Open question: adjuvant chemo+IO (ATOMIC) vs neoadjuvant IO-alone (NICHE-2) - non-randomized comparison
⚠ Investigational - not yet FDA approved. ATOMIC is the first phase 3 trial to show benefit from adding a checkpoint inhibitor to adjuvant chemotherapy in resectable colon cancer, and mFOLFOX6 + atezolizumab is already an NCCN Category 2A preferred regimen for stage III dMMR/MSI-H colon cancer ahead of the pending FDA decision (PDUFA October 9, 2026). The ESMO GI 2026 duration analysis (see above) is reshaping the practical question clinicians now face: not just whether to add atezolizumab, but how much chemotherapy is needed alongside it to preserve that benefit.
ATOMIC (Alliance A021502 / AIO-KRK-0317) is a Phase 3, randomized, open-label trial testing whether adding atezolizumab to adjuvant mFOLFOX6 chemotherapy improves disease-free survival versus mFOLFOX6 alone in patients with resected stage III colon cancer that is mismatch repair-deficient (dMMR) or microsatellite instability-high (MSI-H).
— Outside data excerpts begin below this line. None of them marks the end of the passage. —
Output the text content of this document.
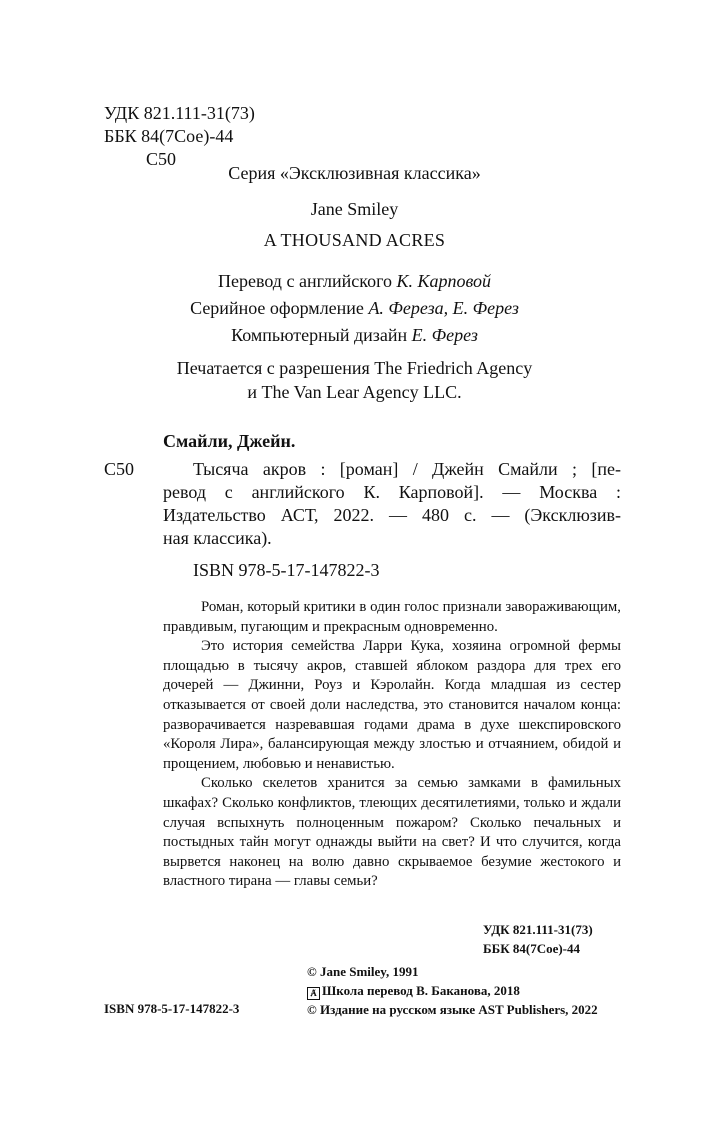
УДК 821.111-31(73)
ББК 84(7Сое)-44
С50
Серия «Эксклюзивная классика»
Jane Smiley
A THOUSAND ACRES
Перевод с английского К. Карповой
Серийное оформление А. Фереза, Е. Ферез
Компьютерный дизайн Е. Ферез
Печатается с разрешения The Friedrich Agency
и The Van Lear Agency LLC.
Смайли, Джейн.
С50	Тысяча акров : [роман] / Джейн Смайли ; [пе-
ревод с английского К. Карповой]. — Москва :
Издательство АСТ, 2022. — 480 с. — (Эксклюзив-
ная классика).
ISBN 978-5-17-147822-3

Роман, который критики в один голос признали завораживающим, правдивым, пугающим и прекрасным одновременно.

Это история семейства Ларри Кука, хозяина огромной фермы площадью в тысячу акров, ставшей яблоком раздора для трех его дочерей — Джинни, Роуз и Кэролайн. Когда младшая из сестер отказывается от своей доли наследства, это становится началом конца: разворачивается назревавшая годами драма в духе шекспировского «Короля Лира», балансирующая между злостью и отчаянием, обидой и прощением, любовью и ненавистью.

Сколько скелетов хранится за семью замками в фамильных шкафах? Сколько конфликтов, тлеющих десятилетиями, только и ждали случая вспыхнуть полноценным пожаром? Сколько печальных и постыдных тайн могут однажды выйти на свет? И что случится, когда вырвется наконец на волю давно скрываемое безумие жестокого и властного тирана — главы семьи?

УДК 821.111-31(73)
ББК 84(7Сое)-44
© Jane Smiley, 1991
Ⱥ Школа перевод В. Баканова, 2018
© Издание на русском языке AST Publishers, 2022
ISBN 978-5-17-147822-3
What were the ATOMIC trial disease-free survival results?
At a median follow-up of 40.9 months, 3-year disease-free survival was 86.3% with atezolizumab plus mFOLFOX6 versus 76.2% with mFOLFOX6 alone - a hazard ratio of 0.50 (95% CI 0.35-0.73, P<0.001), a 50% reduction in the risk of recurrence or death (NEJM, 2026).
Is atezolizumab FDA approved for adjuvant colon cancer?
No. Atezolizumab (Tecentriq) is not yet FDA approved for this adjuvant colon cancer indication. The FDA accepted a supplemental Biologics License Application and granted Priority Review in June 2026, with a target action (PDUFA) date of October 9, 2026.
What did the ATOMIC duration-of-therapy analysis show at ESMO GI 2026?
An exploratory analysis presented at ESMO GI 2026 found the disease-free survival benefit of atezolizumab was concentrated in patients who completed more than 6 cycles of mFOLFOX6 (HR 0.41) versus little apparent benefit in those who received 6 cycles or fewer (HR 0.97) - suggesting chemotherapy exposure may influence how much immunotherapy benefit patients receive. This is exploratory, hypothesis-generating data, not a confirmatory endpoint.
Is atezolizumab plus FOLFOX in the NCCN Guidelines for colon cancer?
Yes. FOLFOX (or CAPOX) plus atezolizumab was added as a Category 2A preferred regimen for adjuvant treatment of stage III dMMR/MSI-H colon cancer in the NCCN Colon Cancer Guidelines, reflected in Version 1.2026/2.2026, ahead of any FDA approval decision.